Overview wikipedia_adapter

The adapter design pattern is one of the twenty-three well-known GoF design patterns that describe how to solve recurring design problems to design flexible and reusable object-oriented software, that is, objects that are easier to implement, change, test, and reuse.

The adapter design pattern solves problems like:

  • How can a class be reused that does not have an interface that a client requires?
  • How can classes that have incompatible interfaces work together?
  • How can an alternative interface be provided for a class?

diagram

Example powershell code

# Target classes
class Radio {
    [string] Hear() {
        return "$this connect to a radio channel"
    }
}

class TV {
    [string] View() {
        return "$this is view a TV show about music"
    }
}

class Phone {
    [string] Play() {
        return "$this play music from internet"
    }
}

Each of the classes has a method that returns a string. Radio has Hear, TV has View and Phone has Play. If we want to print these strings, we’d have to know which one we were working with and then call the correct name to get the result.
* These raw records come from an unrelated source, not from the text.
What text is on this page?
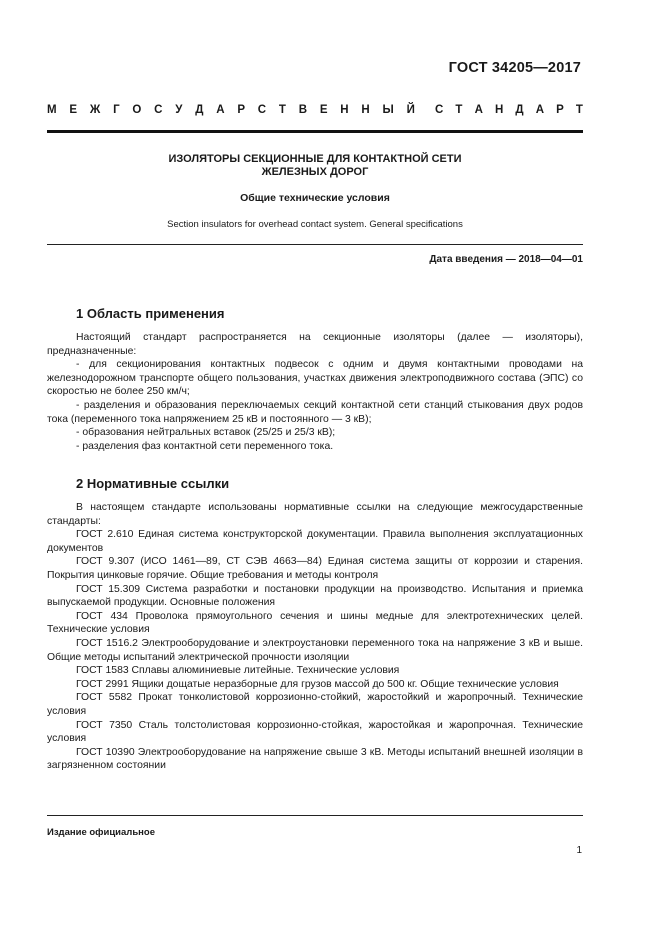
ГОСТ 34205—2017
М Е Ж Г О С У Д А Р С Т В Е Н Н Ы Й С Т А Н Д А Р Т
ИЗОЛЯТОРЫ СЕКЦИОННЫЕ ДЛЯ КОНТАКТНОЙ СЕТИ
ЖЕЛЕЗНЫХ ДОРОГ
Общие технические условия
Section insulators for overhead contact system. General specifications
Дата введения — 2018—04—01
1 Область применения
Настоящий стандарт распространяется на секционные изоляторы (далее — изоляторы), предназначенные:
- для секционирования контактных подвесок с одним и двумя контактными проводами на железнодорожном транспорте общего пользования, участках движения электроподвижного состава (ЭПС) со скоростью не более 250 км/ч;
- разделения и образования переключаемых секций контактной сети станций стыкования двух родов тока (переменного тока напряжением 25 кВ и постоянного — 3 кВ);
- образования нейтральных вставок (25/25 и 25/3 кВ);
- разделения фаз контактной сети переменного тока.
2 Нормативные ссылки
В настоящем стандарте использованы нормативные ссылки на следующие межгосударственные стандарты:
ГОСТ 2.610 Единая система конструкторской документации. Правила выполнения эксплуатационных документов
ГОСТ 9.307 (ИСО 1461—89, СТ СЭВ 4663—84) Единая система защиты от коррозии и старения. Покрытия цинковые горячие. Общие требования и методы контроля
ГОСТ 15.309 Система разработки и постановки продукции на производство. Испытания и приемка выпускаемой продукции. Основные положения
ГОСТ 434 Проволока прямоугольного сечения и шины медные для электротехнических целей. Технические условия
ГОСТ 1516.2 Электрооборудование и электроустановки переменного тока на напряжение 3 кВ и выше. Общие методы испытаний электрической прочности изоляции
ГОСТ 1583 Сплавы алюминиевые литейные. Технические условия
ГОСТ 2991 Ящики дощатые неразборные для грузов массой до 500 кг. Общие технические условия
ГОСТ 5582 Прокат тонколистовой коррозионно-стойкий, жаростойкий и жаропрочный. Технические условия
ГОСТ 7350 Сталь толстолистовая коррозионно-стойкая, жаростойкая и жаропрочная. Технические условия
ГОСТ 10390 Электрооборудование на напряжение свыше 3 кВ. Методы испытаний внешней изоляции в загрязненном состоянии
Издание официальное
1
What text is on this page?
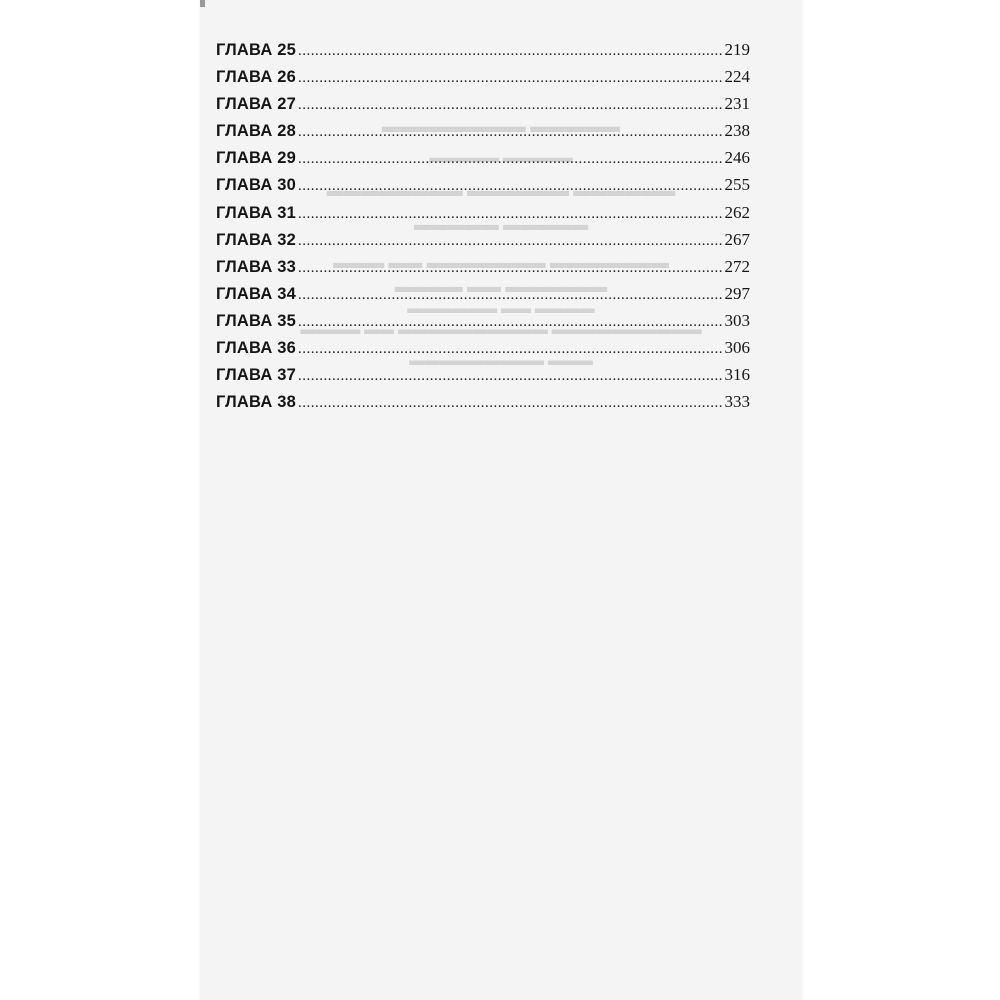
▬▬▬▬▬ ▬▬▬▬▬▬▬▬
▬▬▬▬▬ ▬▬▬▬▬
▬▬▬▬▬▬ ▬▬▬▬▬▬ ▬▬▬▬▬▬▬▬
▬▬▬▬▬ ▬▬▬▬▬
▬▬▬▬▬▬▬ ▬▬▬▬▬▬▬ ▬▬ ▬▬▬
▬▬▬▬▬▬ ▬▬ ▬▬▬▬
▬▬▬▬ ▬▬ ▬▬▬▬▬▬
▬▬▬▬▬▬▬▬▬▬ ▬▬▬▬▬▬▬▬▬▬ ▬▬ ▬▬▬▬
▬▬▬ ▬▬▬▬▬▬▬▬▬
ГЛАВА 25 .....	219
ГЛАВА 26 .....	224
ГЛАВА 27 .....	231
ГЛАВА 28 .....	238
ГЛАВА 29 .....	246
ГЛАВА 30 .....	255
ГЛАВА 31 .....	262
ГЛАВА 32 .....	267
ГЛАВА 33 .....	272
ГЛАВА 34 .....	297
ГЛАВА 35 .....	303
ГЛАВА 36 .....	306
ГЛАВА 37 .....	316
ГЛАВА 38 .....	333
It’d be much easier if we could call the same method on each. It would simplfy our code, wouldn’t need a switch or if statements, the script would be short and there would less of a chance of introducing errors.

#Adapter class
class Adapter {
    [object] static Adapt($obj, $alias, $referenced) {

       # Should use Invoke-Expression, because first part of pipeline don't works alone
        return ("`$obj | Add-Member -PassThru -Force -MemberType ScriptMethod -Name $alias -Value {`$this.$referenced}") | Invoke-Expression
    }
}

Let’s just pick Hear as the name we want to call on each to get the string back and the three concerned classes have methods with similar objective: hear something of music.

# Main code

$targetObjects = @()
$targetObjects+= [Radio]::new()

$o=[TV]::new()
$targetObjects+=[Adapter]::Adapt($o, "Hear", "View()")

$o=[Phone]::new()
$targetObjects+=[Adapter]::Adapt($o, "Hear", "Play()")

# Call same objective method
$targetObjects.Hear()

First we’ll create an array $targetObjects to hold Radio, TV and Phone. That way we can leverage PowerShell’s capability to unroll the array and call a mehod on each like this $targetObjects.Execute().